Jared Smith Jared Smith - 9 days ago 5
Python Question

Python alphanumeric unicode regex not working as expected

Trying to write a python regex that will validate a string comprised of


  • Any unicode alphanumeric character (including combining characters)

  • Any number of space characters

  • Any number of underscores

  • Any number of dashes

  • Any number of periods



My test strings:

9 Melodía.de_la-montaña
9 Melodía.de_la-montaña


or as string literals produced with
ascii()
:

str1 = '9 Melod\xeda.de_la-monta\xf1a'
str2 = '9 Melodi\u0301a.de_la-montan\u0303a'


These look identical but aren't, one is normalized and the other uses the combining characters for the inflections.

Here's my first stab:

import re

reg = re.compile("^[\w\.\- ]+$", re.IGNORECASE)
re.search(reg, str1) # None
re.search(reg, str2) # None


If I remove the positional qualifiers and use
findall
instead of
search
I get lists like this
['9 Melodi', 'a.de_la-montan', 'a']
or
['9 Melod', 'a.de_la-monta', 'a']
.

I've even tried
re.compile("^[\w\.\- ]+$", re.IGNORECASE | re.UNICODE)
although that should be unnecessary in python 3 right?

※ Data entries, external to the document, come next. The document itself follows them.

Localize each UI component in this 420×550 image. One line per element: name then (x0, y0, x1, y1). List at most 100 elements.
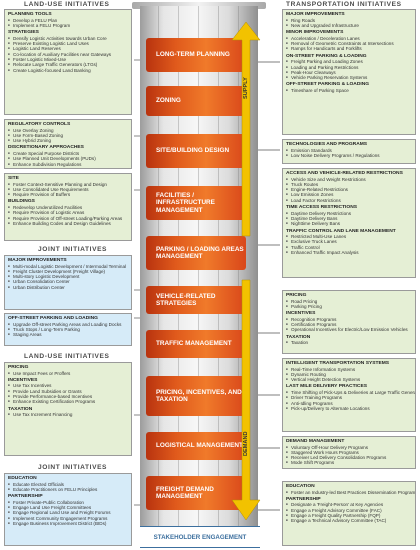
list-item: Recognition Programs (286, 317, 412, 323)
supply-label: Supply (243, 77, 249, 99)
band-label: Freight Demand Management (156, 485, 214, 500)
section-title: Minor Improvements (286, 30, 344, 36)
sec-off-street-parking-loading: Off-Street Parking and Loading Upgrade O… (8, 316, 128, 338)
list-item: Redevelop Underutilized Facilities (8, 205, 128, 211)
list-item: Voluntary Off-Hour Delivery Programs (286, 445, 412, 451)
band-label: Facilities / Infrastructure Management (156, 191, 215, 214)
sec-minor-improvements: Minor Improvements Acceleration / Decele… (286, 30, 412, 52)
list-item: Implement Community Engagement Programs (8, 516, 128, 522)
section-title: Incentives (8, 377, 38, 383)
band-facilities-infrastructure: Facilities / Infrastructure Management (146, 186, 246, 220)
sec-planning-tools: Planning Tools Develop a FELU Plan Imple… (8, 12, 128, 29)
sec-demand-management: Demand Management Voluntary Off-Hour Del… (286, 439, 412, 466)
base-label: Stakeholder Engagement (153, 533, 247, 541)
list-item: Nighttime Delivery Bans (286, 221, 412, 227)
section-title: Planning Tools (8, 12, 52, 17)
band-traffic-management: Traffic Management (146, 330, 246, 358)
list-item: Logistic Land Reserves (8, 46, 128, 52)
band-label: Vehicle-Related Strategies (156, 292, 216, 307)
sec-site: Site Foster Context-Sensitive Planning a… (8, 176, 128, 198)
list-item: Develop a FELU Plan (8, 18, 128, 24)
joint-initiatives-header-bottom: JOINT INITIATIVES (38, 464, 108, 471)
list-item: Acceleration / Deceleration Lanes (286, 36, 412, 42)
demand-label: Demand (243, 431, 249, 456)
section-title: Access and Vehicle-Related Restrictions (286, 171, 403, 176)
list-item: Receiver Led Delivery Consolidation Prog… (286, 455, 412, 461)
right-panel-demand-management: Demand Management Voluntary Off-Hour Del… (282, 436, 416, 469)
section-title: Off-Street Parking & Loading (286, 82, 370, 88)
section-title: Education (286, 484, 315, 489)
sec-pricing: Pricing Road Pricing Parking Pricing (286, 293, 412, 310)
left-panel-major-improvements: Major Improvements Multi-modal Logistic … (4, 255, 132, 310)
list-item: Co-location of Auxiliary Facilities near… (8, 52, 128, 58)
sec-education: Education Educate Elected Officials Educ… (8, 476, 128, 493)
list-item: Use Consolidated Use Requirements (8, 187, 128, 193)
right-panel-education-partnership: Education Foster an Industry-led Best Pr… (282, 481, 416, 546)
section-title: Taxation (286, 334, 311, 340)
list-item: Exclusive Truck Lanes (286, 239, 412, 245)
list-item: Engage a Freight Advisory Committee (FAC… (286, 508, 412, 514)
sec-taxation: Taxation Taxation (286, 335, 412, 346)
landuse-initiatives-header-mid: LAND-USE INITIATIVES (24, 353, 110, 360)
list-item: Anti-Idling Programs (286, 401, 412, 407)
sec-technologies-programs: Technologies and Programs Emission Stand… (286, 142, 412, 159)
list-item: Peak-Hour Clearways (286, 70, 412, 76)
section-title: Pricing (8, 365, 29, 370)
section-title: Demand Management (286, 439, 345, 444)
list-item: Engage Business Improvement District (BI… (8, 521, 128, 527)
section-title: Partnership (8, 494, 43, 500)
list-item: Staging Areas (8, 332, 128, 338)
section-title: Traffic Control and Lane Management (286, 228, 396, 234)
list-item: Use Impact Fees or Proffers (8, 371, 128, 377)
list-item: Use Planned Unit Developments (PUDs) (8, 156, 128, 162)
list-item: Vehicle Parking Reservation Systems (286, 75, 412, 81)
sec-regulatory-controls: Regulatory Controls Use Overlay Zoning U… (8, 122, 128, 144)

In searching for an answer I've found this question and this one and this one and this one but they are all old, deal with python 2, and seem to suggest that the regex I wrote should work. The python 3.5 regex docs mention that
\w
should match unicode but offer no actual examples involving non-ASCII text.

How do I match the desired strings?

Answer

Your first sample, str1, matches just fine; \w includes all Unicode word characters, including Latin characters with accents.

You can normalise your strings to the combined form with unicodedata.normalize(), use the NFC form:

>>> import re
>>> import unicodedata
>>> str1 = '9 Melod\xeda.de_la-monta\xf1a'
>>> str2 = '9 Melodi\u0301a.de_la-montan\u0303a'
>>> reg = re.compile("^[\w\.\- ]+$")
>>> reg.search(str1)
<_sre.SRE_Match object; span=(0, 23), match='9 Melodía.de_la-montaña'>
>>> reg.search(str2) is None
True
>>> reg.search(unicodedata.normalize('NFC', str2))
<_sre.SRE_Match object; span=(0, 23), match='9 Melodía.de_la-montaña'>

Note that the re.IGNORECASE flag is not needed, \w doesn't care about case.